The promoters of the cause want to reduce to five years from 10 the period of residence required to apply for citizenship by naturalisation, and to allow beneficiaries to pass on their new nationality immediately to their children.
An online register curated by the Justice Ministry said the organisers had gathered the 500,000 signatures needed to instigate a popular vote and bypass parliament, where political gridlock has stymied efforts to revise the 1992 citizenship law.
The referendum request must now be reviewed by both the Supreme Court and the Constitutional Court. If, as expected, it overcomes these hurdles, then a nationwide vote would likely be held sometime in 2025.
If the referendum passes, about 2.5 million foreigners would be able to obtain Italian citizenship, said the organisers, who include the charities Oxfam Italia and ActionAid, and the +Europa party and the Italian Socialist Party.
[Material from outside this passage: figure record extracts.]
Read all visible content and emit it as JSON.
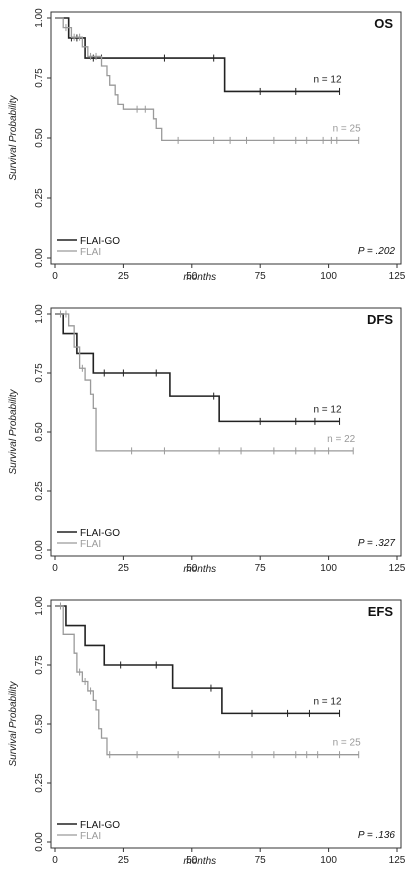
{
  "colors": {
    "flai_go": "#222222",
    "flai": "#9a9a9a",
    "axis": "#333333"
  },
  "chart_data": [
    {
      "type": "line",
      "title": "OS",
      "xlabel": "months",
      "ylabel": "Survival Probability",
      "xlim": [
        0,
        125
      ],
      "ylim": [
        0,
        1
      ],
      "xticks": [
        "0",
        "25",
        "50",
        "75",
        "100",
        "125"
      ],
      "yticks": [
        "0.00",
        "0.25",
        "0.50",
        "0.75",
        "1.00"
      ],
      "grid": false,
      "legend_position": "bottom-left",
      "p_value": "P = .202",
      "series": [
        {
          "name": "FLAI-GO",
          "n_label": "n = 12",
          "color": "#222222",
          "steps": [
            [
              0,
              1.0
            ],
            [
              5,
              0.917
            ],
            [
              11,
              0.833
            ],
            [
              62,
              0.694
            ],
            [
              104,
              0.694
            ]
          ],
          "censor": [
            6,
            8,
            14,
            17,
            40,
            58,
            75,
            88,
            104
          ]
        },
        {
          "name": "FLAI",
          "n_label": "n = 25",
          "color": "#9a9a9a",
          "steps": [
            [
              0,
              1.0
            ],
            [
              3,
              0.96
            ],
            [
              6,
              0.92
            ],
            [
              10,
              0.88
            ],
            [
              12,
              0.84
            ],
            [
              17,
              0.8
            ],
            [
              19,
              0.76
            ],
            [
              20,
              0.72
            ],
            [
              22,
              0.68
            ],
            [
              23,
              0.64
            ],
            [
              25,
              0.62
            ],
            [
              36,
              0.58
            ],
            [
              37,
              0.54
            ],
            [
              39,
              0.49
            ],
            [
              111,
              0.49
            ]
          ],
          "censor": [
            4,
            7,
            9,
            13,
            15,
            30,
            33,
            45,
            58,
            64,
            70,
            80,
            88,
            92,
            98,
            101,
            103,
            111
          ]
        }
      ]
    },
    {
      "type": "line",
      "title": "DFS",
      "xlabel": "months",
      "ylabel": "Survival Probability",
      "xlim": [
        0,
        125
      ],
      "ylim": [
        0,
        1
      ],
      "xticks": [
        "0",
        "25",
        "50",
        "75",
        "100",
        "125"
      ],
      "yticks": [
        "0.00",
        "0.25",
        "0.50",
        "0.75",
        "1.00"
      ],
      "grid": false,
      "legend_position": "bottom-left",
      "p_value": "P = .327",
      "series": [
        {
          "name": "FLAI-GO",
          "n_label": "n = 12",
          "color": "#222222",
          "steps": [
            [
              0,
              1.0
            ],
            [
              3,
              0.917
            ],
            [
              8,
              0.833
            ],
            [
              14,
              0.75
            ],
            [
              42,
              0.652
            ],
            [
              60,
              0.545
            ],
            [
              104,
              0.545
            ]
          ],
          "censor": [
            18,
            25,
            37,
            58,
            75,
            88,
            95,
            104
          ]
        },
        {
          "name": "FLAI",
          "n_label": "n = 22",
          "color": "#9a9a9a",
          "steps": [
            [
              0,
              1.0
            ],
            [
              5,
              0.95
            ],
            [
              7,
              0.86
            ],
            [
              9,
              0.77
            ],
            [
              11,
              0.72
            ],
            [
              13,
              0.66
            ],
            [
              14,
              0.6
            ],
            [
              15,
              0.42
            ],
            [
              109,
              0.42
            ]
          ],
          "censor": [
            2,
            4,
            10,
            28,
            40,
            60,
            68,
            80,
            88,
            95,
            100,
            109
          ]
        }
      ]
    },
    {
      "type": "line",
      "title": "EFS",
      "xlabel": "months",
      "ylabel": "Survival Probability",
      "xlim": [
        0,
        125
      ],
      "ylim": [
        0,
        1
      ],
      "xticks": [
        "0",
        "25",
        "50",
        "75",
        "100",
        "125"
      ],
      "yticks": [
        "0.00",
        "0.25",
        "0.50",
        "0.75",
        "1.00"
      ],
      "grid": false,
      "legend_position": "bottom-left",
      "p_value": "P = .136",
      "series": [
        {
          "name": "FLAI-GO",
          "n_label": "n = 12",
          "color": "#222222",
          "steps": [
            [
              0,
              1.0
            ],
            [
              4,
              0.917
            ],
            [
              11,
              0.833
            ],
            [
              18,
              0.75
            ],
            [
              43,
              0.652
            ],
            [
              61,
              0.545
            ],
            [
              104,
              0.545
            ]
          ],
          "censor": [
            24,
            37,
            57,
            72,
            85,
            93,
            104
          ]
        },
        {
          "name": "FLAI",
          "n_label": "n = 25",
          "color": "#9a9a9a",
          "steps": [
            [
              0,
              1.0
            ],
            [
              3,
              0.88
            ],
            [
              7,
              0.8
            ],
            [
              8,
              0.72
            ],
            [
              10,
              0.68
            ],
            [
              12,
              0.64
            ],
            [
              14,
              0.6
            ],
            [
              15,
              0.56
            ],
            [
              16,
              0.48
            ],
            [
              17,
              0.44
            ],
            [
              19,
              0.37
            ],
            [
              111,
              0.37
            ]
          ],
          "censor": [
            2,
            9,
            11,
            13,
            20,
            30,
            45,
            60,
            72,
            80,
            88,
            92,
            96,
            104,
            111
          ]
        }
      ]
    }
  ]
}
Italy’s ruling right-wing Brothers of Italy and League parties have both pushed back on previous attempts to soften citizenship laws, but another coalition partner, Forza Italia, unexpectedly indicated this summer that it would back change.
The long-standing debate was revived by the success of Italy’s multi-cultural athletes at the Paris Olympics, which once again shone an unfavourable light on laws that make it near impossible for the children of foreign residents to obtain an Italian passport.
Italy’s citizenship requirements are some of the toughest in Europe, according to the European Commission, with countries such as France, Germany and Belgium all granting nationality after just five years of residence.
In Italy, foreigners often have to wait even longer than 10 years for a passport, with the local bureaucracy normally taking between 24 to 36 months before deciding on an application request, the Commission says.
With Italy’s birthrate in sharp decline, economists have long argued that the country needs to attract more foreigners to boost its anaemic economy, but Prime Minister Giorgia Meloni has said migration is not the solution to the demographic crisis.
Pro-migrant groups will now have to campaign hard to encourage voters to back their initiative, with recent referendums in Italy regularly struggling to draw the necessary 50% turnout to make the ballot valid.